1. If you are doing multi lingual site, you can store your multiple language content in a single document instead of futzing around with {lang, content} tables
2. If you want to do custom form/content, it is trivial to do it in a document database instead of relying on key,attribute tables.
3. Just store your theme in a single document, which can include various html templates, css, etc. To export or import a theme is also easy - just stuff the whole document into the db.
4. If you want to add plugins to enhance the capability of your blog/cms, they can have their own nested document inside their target document. Everything is contained.
Couch is a great choice. So is Redis. I would go with Redis if you can afford the cost of ram and you know you'll always be looking stuff up by key. Otherwise I'd with Couch since the queries are just map/reduce functions and the api is just rest.
I'm unsure why you say there are no other alternatives. Surely the choice of database should preference your data and what you want to do with it over the language you'll use? There are node libraries for any database I've ever wanted to use (SQL and NoSQL alike)
I tried to say 'no NoSQL alternatives'. And I noticed that while there's node middleware for most libraries, the ease of use is different for each database.
You know, if you like it with node, ignore the haters and use it anyway. It's not some atrocious mess. I love mongoose in addition to it, use it all the time.
A lot of these downsides are
fixed by Tokumx. Real transactions, document level locking, compression and disk optimized indexes. I suggest everyone take a look at it.
I agree. TokuMX has filled many holes in Mongo and (at least in my experience so far) performs very well. It's got great documentation, backed by a brilliant team. As a drop in replacement for mongo binaries, it's really easy to install and offers professional/enterprise support if you need it.
I feel like the discussion of MongoDB is a bit like the discussion around the Affordable Care Act (aka "Obamacare"). The conversation always shifts between whether the very idea of a noSQL db is a good one, to the question of Mdb's implementation faults and (I guess?) its strengths.
Whether 10gen are vapid spin-meisters or not, even whether they have developed a usable product, seems orthogonal to the question as to whether a schemaless persistent storage layer might be a better fit for some projects than a relational database.
One thing I always do is try to scope a database for the problem. This site[1] has been a valuable resource for myself and colleague who were evaluation the best way to store/access our data depending on what we need back.
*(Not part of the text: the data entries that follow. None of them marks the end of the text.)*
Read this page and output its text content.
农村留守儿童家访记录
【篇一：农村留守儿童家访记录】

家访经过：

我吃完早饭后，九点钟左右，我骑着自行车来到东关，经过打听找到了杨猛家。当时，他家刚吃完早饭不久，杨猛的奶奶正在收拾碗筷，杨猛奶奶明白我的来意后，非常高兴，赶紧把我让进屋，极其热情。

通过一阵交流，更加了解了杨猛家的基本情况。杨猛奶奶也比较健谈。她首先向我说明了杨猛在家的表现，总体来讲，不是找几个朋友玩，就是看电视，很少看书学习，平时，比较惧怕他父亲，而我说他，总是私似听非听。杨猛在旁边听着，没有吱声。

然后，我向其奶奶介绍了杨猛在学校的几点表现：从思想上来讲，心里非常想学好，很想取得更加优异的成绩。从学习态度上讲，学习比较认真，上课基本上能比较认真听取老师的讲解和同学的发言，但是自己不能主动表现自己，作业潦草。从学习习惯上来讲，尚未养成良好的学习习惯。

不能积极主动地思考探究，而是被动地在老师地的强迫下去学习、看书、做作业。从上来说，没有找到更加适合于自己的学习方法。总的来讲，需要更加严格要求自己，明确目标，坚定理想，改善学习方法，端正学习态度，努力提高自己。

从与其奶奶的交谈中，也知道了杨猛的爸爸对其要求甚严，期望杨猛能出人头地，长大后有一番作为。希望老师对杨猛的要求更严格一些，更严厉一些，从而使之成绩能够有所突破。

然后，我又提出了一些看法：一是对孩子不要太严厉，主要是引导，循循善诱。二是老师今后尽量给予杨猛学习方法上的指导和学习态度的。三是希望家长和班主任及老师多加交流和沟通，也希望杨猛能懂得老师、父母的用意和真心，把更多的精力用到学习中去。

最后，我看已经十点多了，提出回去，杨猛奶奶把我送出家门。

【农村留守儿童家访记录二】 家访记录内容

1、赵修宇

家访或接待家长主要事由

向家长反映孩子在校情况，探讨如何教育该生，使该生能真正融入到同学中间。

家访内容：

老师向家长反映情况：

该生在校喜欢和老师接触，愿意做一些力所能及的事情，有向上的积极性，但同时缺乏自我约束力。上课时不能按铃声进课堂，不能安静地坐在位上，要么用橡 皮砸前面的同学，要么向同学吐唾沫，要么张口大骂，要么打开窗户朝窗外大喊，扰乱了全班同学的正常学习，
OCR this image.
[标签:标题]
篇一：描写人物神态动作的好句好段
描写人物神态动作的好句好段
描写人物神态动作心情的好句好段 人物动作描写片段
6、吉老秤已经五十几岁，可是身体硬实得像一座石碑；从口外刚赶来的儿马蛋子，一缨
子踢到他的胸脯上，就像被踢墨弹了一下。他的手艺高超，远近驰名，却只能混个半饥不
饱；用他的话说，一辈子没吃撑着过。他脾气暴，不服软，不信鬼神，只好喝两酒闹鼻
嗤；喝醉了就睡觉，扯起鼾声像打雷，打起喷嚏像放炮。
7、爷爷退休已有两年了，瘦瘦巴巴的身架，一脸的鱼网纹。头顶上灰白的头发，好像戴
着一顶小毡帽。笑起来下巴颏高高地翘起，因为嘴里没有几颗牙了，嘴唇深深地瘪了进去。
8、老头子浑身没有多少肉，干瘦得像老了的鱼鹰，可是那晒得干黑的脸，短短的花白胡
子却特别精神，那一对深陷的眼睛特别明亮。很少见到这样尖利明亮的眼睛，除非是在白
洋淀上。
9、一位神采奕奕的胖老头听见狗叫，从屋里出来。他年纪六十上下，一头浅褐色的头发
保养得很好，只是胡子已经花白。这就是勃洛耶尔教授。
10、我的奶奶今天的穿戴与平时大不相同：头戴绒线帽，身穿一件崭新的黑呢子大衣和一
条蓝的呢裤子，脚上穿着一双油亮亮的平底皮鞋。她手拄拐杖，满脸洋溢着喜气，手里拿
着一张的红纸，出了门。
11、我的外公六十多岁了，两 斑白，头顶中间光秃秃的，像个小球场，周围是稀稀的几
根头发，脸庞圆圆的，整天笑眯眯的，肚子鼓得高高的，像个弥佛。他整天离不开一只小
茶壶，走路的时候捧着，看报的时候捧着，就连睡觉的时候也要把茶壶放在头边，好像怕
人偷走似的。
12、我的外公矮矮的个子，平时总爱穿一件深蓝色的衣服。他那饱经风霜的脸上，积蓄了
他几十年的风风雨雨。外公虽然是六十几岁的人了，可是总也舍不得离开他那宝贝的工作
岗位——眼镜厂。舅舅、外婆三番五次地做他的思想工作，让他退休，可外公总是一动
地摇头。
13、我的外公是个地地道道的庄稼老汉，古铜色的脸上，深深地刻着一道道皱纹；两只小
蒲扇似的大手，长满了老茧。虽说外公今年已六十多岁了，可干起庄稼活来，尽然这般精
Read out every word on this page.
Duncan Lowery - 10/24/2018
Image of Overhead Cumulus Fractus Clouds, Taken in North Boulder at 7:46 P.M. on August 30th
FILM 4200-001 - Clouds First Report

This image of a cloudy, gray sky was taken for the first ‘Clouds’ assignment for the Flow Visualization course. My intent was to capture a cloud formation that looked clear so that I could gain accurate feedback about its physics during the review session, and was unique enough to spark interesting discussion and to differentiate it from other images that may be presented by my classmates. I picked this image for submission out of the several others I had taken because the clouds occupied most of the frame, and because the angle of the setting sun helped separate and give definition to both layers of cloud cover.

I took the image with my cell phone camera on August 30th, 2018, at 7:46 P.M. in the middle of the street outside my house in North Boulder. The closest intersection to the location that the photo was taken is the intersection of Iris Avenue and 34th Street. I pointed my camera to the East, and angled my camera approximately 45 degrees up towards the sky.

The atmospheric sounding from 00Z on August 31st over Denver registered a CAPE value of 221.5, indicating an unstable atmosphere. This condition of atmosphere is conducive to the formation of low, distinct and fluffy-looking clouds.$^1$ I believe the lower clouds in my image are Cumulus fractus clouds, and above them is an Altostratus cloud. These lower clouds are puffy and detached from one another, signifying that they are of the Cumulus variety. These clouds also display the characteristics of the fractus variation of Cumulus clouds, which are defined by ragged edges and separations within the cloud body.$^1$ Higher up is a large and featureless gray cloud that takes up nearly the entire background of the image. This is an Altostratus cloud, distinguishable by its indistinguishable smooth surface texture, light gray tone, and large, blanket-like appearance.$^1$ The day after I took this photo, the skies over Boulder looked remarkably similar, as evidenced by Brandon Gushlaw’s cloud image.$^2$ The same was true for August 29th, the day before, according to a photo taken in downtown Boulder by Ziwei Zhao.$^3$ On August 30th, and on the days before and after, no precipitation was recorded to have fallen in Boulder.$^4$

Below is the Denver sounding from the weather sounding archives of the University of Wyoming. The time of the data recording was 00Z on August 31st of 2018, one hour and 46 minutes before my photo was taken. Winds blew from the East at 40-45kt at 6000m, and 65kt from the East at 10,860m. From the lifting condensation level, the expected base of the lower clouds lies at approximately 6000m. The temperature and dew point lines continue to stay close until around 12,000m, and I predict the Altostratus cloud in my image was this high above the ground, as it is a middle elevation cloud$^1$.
Can someone comment on how mature rethinkdb is at the moment?
I'm considering moving away from MongoDB before I have to implement what seems to be an incredibly complicated architecture to get it to scale on the level tens/hundreds of millions of documents.
RethinkDB is not yet "ready for production use" but reportedly will be soon.
If you're currently on MongoDB but need more performance, concurrency, or compression, please try TokuMX: http://www.tokutek.com/products/tokumx-for-mongodb It's a drop-in replacement server that uses a better storage engine but speaks the same protocol and query language.
They fixed that problem but it was too late. In my eyes they proved they are not to be trusted with data.
Had they called themselves MangoCache or MongoProbabilisticStorage, fine, can silently drop writes, I don't care it is not database. But telling people they are a "database" and then tweaking their default to look good in stupid little benchmarks, and telling people they are webscale, sealed the deal for me. Never looking at that product again.